In [2]:
import numpy, scipy, matplotlib.pyplot as plt, pandas, librosa, IPython.display as ipd, urllib

Audio Representation

In performance, musicians convert sheet music representations into sound which is transmitted through the air as air pressure oscillations. In essence, sound is simply air vibrating (Wikipedia). Sound vibrates through the air as longitudinal waves, i.e. the oscillations are parallel to the direction of propagation.

Audio refers to the production, transmission, or reception of sounds that are audible by humans. An audio signal is a representation of sound that represents the fluctuation in air pressure caused by the vibration as a function of time. Unlike sheet music or symbolic representations, audio representations encode everything that is necessary to reproduce an acoustic realization of a piece of music. However, note parameters such as onsets, durations, and pitches are not encoded explicitly. This makes converting from an audio representation to a symbolic representation a difficult and ill-defined task.

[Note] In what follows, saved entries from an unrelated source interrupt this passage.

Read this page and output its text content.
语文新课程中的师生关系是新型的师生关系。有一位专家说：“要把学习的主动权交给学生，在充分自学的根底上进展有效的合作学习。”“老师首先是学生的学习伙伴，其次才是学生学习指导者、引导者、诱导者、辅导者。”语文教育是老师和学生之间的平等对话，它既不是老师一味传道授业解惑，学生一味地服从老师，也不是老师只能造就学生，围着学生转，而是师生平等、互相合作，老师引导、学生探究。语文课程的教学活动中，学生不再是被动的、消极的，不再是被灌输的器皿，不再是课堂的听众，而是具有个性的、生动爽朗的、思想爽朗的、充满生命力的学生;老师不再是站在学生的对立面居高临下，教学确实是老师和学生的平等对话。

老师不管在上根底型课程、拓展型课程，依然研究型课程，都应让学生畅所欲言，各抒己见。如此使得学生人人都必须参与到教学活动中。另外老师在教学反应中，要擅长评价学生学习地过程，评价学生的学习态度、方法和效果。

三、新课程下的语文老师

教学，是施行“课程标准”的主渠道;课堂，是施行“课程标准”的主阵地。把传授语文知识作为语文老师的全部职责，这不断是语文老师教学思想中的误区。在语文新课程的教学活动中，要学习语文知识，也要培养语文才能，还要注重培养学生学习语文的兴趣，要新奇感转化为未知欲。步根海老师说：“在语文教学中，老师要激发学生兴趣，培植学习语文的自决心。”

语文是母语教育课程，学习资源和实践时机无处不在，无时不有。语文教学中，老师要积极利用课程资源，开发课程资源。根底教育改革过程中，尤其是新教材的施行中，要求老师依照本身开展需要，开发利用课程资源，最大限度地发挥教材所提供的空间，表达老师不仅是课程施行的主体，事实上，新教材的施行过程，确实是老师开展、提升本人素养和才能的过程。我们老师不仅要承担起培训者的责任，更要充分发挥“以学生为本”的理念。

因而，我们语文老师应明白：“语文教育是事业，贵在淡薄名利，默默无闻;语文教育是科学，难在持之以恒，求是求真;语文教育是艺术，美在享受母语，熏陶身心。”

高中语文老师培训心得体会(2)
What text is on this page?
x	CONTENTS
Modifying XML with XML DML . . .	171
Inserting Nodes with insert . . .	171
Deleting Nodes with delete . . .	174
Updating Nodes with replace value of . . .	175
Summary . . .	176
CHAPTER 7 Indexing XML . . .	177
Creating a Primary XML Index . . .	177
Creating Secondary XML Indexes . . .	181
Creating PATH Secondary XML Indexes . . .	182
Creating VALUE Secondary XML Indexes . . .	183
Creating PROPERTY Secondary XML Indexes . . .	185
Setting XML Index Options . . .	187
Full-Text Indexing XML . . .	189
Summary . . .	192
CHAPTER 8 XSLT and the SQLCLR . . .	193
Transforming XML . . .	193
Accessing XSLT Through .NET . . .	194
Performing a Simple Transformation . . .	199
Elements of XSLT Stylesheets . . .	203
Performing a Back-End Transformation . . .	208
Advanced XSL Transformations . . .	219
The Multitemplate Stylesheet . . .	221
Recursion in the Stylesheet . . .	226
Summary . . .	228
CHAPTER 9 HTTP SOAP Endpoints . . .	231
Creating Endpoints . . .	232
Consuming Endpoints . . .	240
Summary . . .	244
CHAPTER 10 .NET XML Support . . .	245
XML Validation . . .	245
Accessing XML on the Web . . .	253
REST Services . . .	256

Waveforms and the Time Domain

The basic representation of an audio signal is in the time domain.

Let's download and listen to a file:

In [4]:
urllib.urlretrieve('http://audio.musicinformationretrieval.com/c_strum.wav')
x, fs = librosa.load('c_strum.wav', sr=44100)
ipd.Audio(x, rate=fs)
Out[4]:

The change in air pressure at a certain time is graphically represented by a pressure-time plot, or simply waveform.

To plot a waveform, use librosa.display.waveplot:

In [3]:
librosa.display.waveplot(x, fs, alpha=0.5)
Out[3]:
<matplotlib.collections.PolyCollection at 0x112d35890>

Let's zoom in:

In [4]:
plt.plot(x[8000:9000])
Out[4]:
[<matplotlib.lines.Line2D at 0x11321eed0>]

Digital computers can only capture this data at discrete moments in time. The rate at which a computer captures audio data is called the sampling frequency (often abbreviated fs) or sampling rate (often abbreviated sr). For this workshop, we will mostly work with a sampling frequency of 44100 Hz, the sampling rate of CD recordings.

Frequency and Pitch

Dynamics, Intensity, and Loudness

Timbre

Timbre is the quality of sound that distinguishes the tone of different instruments and voices even if the sounds have the same pitch and loudness.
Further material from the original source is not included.